I have had several interactions with women where they flirt with my partner in front of me. Sometimes, they pointedly ignore me. Sometimes they tell my partner he looks good several times in the course of an afternoon and touch him repeatedly.
In these moments, I hold my tongue and smile, because I know in the end, they are doing it because of the sickness within them, and nothing I do or say in the moment will change that.
But later, when I talk with my partner about it, it becomes a heated debate, and it is not about whether the women are doing this or not, but why this bothers me and why it should bother him. I admit I am at a bit of a loss. Most of these women, as he says, are not people to admire or aspire to be, and in fact they are usually without boundaries, but still, it hurts when people behave in this manner. I have struggled for the last three years or so to let my pain over these encounters go, but I have not yet been able to do it.
If I take a step back, I know that I allow this into my head and I don't have to. I also know that this is in my life because I am supposed to evolve past it somehow. So I meditate, I focus on my breath, and I release the pain that resides in my chest every time something like this happens.
It is synchronicity that today is the day of my father's birth, and he is the one who first put me in this type of a helpless position with his third wife. She was boundary-less, like the women that bother me, and she was completely competitive with me and my siblings for my father's affection. This also happened with my mother. Her partners were always taking her attention, energy, and ultimately, affection, and leaving my brother and I with...mostly her rage.
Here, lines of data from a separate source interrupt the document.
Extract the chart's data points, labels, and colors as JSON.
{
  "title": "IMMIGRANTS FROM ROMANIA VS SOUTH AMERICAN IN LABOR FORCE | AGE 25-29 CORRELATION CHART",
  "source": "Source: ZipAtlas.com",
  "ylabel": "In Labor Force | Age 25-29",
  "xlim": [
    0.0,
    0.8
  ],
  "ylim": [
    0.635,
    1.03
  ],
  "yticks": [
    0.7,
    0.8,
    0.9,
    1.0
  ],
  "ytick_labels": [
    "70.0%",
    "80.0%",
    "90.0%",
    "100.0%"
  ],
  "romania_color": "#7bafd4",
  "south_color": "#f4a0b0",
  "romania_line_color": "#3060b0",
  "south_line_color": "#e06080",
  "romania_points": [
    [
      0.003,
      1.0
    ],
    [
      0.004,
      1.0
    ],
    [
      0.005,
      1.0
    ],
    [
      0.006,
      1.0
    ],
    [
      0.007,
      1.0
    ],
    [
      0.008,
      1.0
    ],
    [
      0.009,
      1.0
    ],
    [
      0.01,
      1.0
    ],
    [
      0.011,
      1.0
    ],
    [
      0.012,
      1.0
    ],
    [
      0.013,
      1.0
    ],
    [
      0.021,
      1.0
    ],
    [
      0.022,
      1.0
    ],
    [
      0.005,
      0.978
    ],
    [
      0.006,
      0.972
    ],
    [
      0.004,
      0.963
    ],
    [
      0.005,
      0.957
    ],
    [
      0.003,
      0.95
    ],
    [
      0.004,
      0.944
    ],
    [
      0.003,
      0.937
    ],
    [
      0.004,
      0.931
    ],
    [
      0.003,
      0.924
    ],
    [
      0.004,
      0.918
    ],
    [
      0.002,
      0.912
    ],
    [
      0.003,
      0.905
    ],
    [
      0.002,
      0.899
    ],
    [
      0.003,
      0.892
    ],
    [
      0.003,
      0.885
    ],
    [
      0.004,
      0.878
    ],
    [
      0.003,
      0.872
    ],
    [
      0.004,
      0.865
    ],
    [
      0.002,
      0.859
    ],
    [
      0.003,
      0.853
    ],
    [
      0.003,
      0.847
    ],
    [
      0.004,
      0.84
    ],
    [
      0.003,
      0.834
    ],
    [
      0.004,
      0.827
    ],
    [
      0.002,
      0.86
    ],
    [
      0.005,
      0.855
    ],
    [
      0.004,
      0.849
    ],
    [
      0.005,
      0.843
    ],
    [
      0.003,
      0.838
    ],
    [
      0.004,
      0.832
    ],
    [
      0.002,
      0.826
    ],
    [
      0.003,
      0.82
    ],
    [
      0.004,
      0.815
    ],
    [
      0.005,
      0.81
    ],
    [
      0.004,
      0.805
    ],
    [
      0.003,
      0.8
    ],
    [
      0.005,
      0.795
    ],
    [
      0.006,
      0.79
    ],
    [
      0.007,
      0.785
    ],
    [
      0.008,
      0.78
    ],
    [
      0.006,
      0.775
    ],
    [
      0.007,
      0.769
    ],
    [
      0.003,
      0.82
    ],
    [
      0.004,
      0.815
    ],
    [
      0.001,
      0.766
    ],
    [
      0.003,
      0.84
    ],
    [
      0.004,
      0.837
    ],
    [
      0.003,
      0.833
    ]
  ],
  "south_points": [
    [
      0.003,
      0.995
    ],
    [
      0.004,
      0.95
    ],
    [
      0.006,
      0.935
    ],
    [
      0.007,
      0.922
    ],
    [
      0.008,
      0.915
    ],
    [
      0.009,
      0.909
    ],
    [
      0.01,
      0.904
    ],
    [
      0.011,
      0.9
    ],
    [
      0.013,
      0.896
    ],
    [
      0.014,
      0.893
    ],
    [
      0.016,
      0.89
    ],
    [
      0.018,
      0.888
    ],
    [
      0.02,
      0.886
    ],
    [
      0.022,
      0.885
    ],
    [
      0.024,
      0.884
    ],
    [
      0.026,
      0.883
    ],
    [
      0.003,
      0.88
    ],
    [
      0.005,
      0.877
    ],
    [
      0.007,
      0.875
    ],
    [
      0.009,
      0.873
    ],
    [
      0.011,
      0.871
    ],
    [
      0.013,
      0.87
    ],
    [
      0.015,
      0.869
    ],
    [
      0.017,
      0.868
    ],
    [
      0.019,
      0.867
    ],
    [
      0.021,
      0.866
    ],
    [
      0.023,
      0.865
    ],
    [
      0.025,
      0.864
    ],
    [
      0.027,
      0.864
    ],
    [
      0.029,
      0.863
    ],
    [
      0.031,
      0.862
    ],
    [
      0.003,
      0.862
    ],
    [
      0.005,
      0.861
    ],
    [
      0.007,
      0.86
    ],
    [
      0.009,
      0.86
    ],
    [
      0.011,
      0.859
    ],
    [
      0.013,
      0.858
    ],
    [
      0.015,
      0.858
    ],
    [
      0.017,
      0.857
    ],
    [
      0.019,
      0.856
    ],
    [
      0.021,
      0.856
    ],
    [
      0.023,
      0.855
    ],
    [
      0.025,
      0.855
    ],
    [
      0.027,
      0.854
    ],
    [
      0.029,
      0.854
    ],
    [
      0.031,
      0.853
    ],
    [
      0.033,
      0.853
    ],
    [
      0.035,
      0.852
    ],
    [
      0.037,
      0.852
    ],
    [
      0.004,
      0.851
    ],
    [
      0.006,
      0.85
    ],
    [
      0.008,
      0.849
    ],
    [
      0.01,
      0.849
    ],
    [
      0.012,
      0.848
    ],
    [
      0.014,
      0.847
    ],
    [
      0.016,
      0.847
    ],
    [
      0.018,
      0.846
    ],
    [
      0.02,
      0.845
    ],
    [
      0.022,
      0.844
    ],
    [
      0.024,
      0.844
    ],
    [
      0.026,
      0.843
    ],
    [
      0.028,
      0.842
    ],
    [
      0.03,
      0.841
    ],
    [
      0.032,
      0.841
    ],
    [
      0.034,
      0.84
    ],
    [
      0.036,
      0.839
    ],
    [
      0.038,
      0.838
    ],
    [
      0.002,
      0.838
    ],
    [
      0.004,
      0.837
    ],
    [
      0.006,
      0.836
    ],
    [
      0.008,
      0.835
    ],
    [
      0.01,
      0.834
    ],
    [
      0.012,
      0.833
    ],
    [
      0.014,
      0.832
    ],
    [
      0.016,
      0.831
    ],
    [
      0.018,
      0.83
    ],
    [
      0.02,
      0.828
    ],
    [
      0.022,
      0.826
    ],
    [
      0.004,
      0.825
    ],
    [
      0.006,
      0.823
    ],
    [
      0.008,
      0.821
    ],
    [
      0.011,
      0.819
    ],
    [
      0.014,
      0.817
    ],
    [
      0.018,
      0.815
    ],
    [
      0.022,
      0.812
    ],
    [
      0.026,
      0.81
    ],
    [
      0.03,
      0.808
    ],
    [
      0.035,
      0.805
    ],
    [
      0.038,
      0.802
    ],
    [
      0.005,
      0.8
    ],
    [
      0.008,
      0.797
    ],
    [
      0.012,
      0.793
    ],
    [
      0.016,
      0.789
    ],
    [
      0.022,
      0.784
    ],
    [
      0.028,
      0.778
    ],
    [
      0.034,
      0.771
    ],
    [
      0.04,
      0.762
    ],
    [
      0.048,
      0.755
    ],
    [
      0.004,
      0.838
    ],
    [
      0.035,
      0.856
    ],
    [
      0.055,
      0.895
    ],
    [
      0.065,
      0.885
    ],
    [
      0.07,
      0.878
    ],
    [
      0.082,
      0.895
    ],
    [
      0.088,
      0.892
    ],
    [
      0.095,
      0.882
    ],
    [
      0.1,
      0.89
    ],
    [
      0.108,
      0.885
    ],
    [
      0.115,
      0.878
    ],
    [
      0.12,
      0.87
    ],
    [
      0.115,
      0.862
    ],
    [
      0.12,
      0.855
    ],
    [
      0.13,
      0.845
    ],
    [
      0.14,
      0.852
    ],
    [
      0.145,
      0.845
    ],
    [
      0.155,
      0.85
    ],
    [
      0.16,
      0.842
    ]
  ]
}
This is a pattern within me that I know I am supposed to break. I feel like being the bigger person would be not saying or doing anything in the moment, and also not being bothered by people and things that don't, in the end, really matter.
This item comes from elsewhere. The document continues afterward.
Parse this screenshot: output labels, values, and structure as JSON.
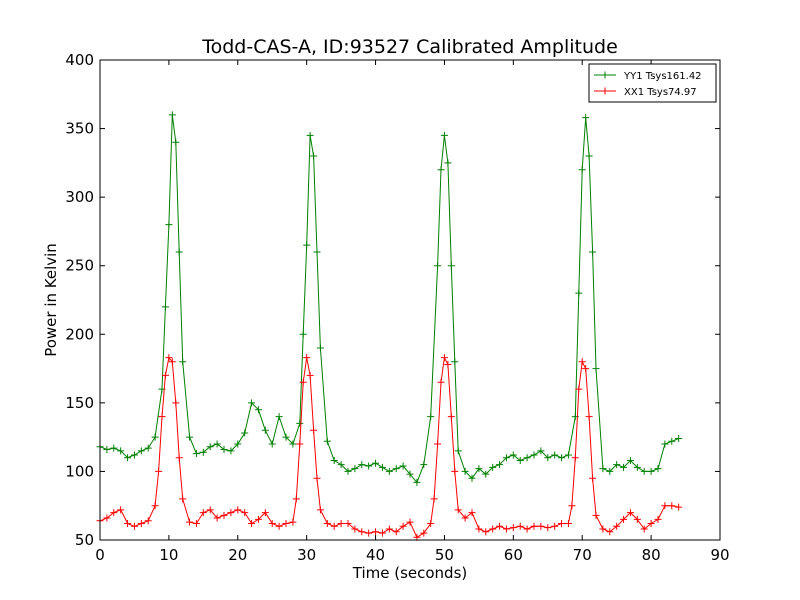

But my insecurities and history get the best of me, and I am left with the pain of being put in a painful horrible place. It reminds me of the years, from the time I was 8 or 9, that I was always a secondary concern. I am re-living this over and over at the hands of people who have been sent into my life to heal me.
So I will continue to work on this, write about it, and maybe, eventually see these events for what they are; opportunities to put myself first and recognize that no matter what other people do, I am always the priority.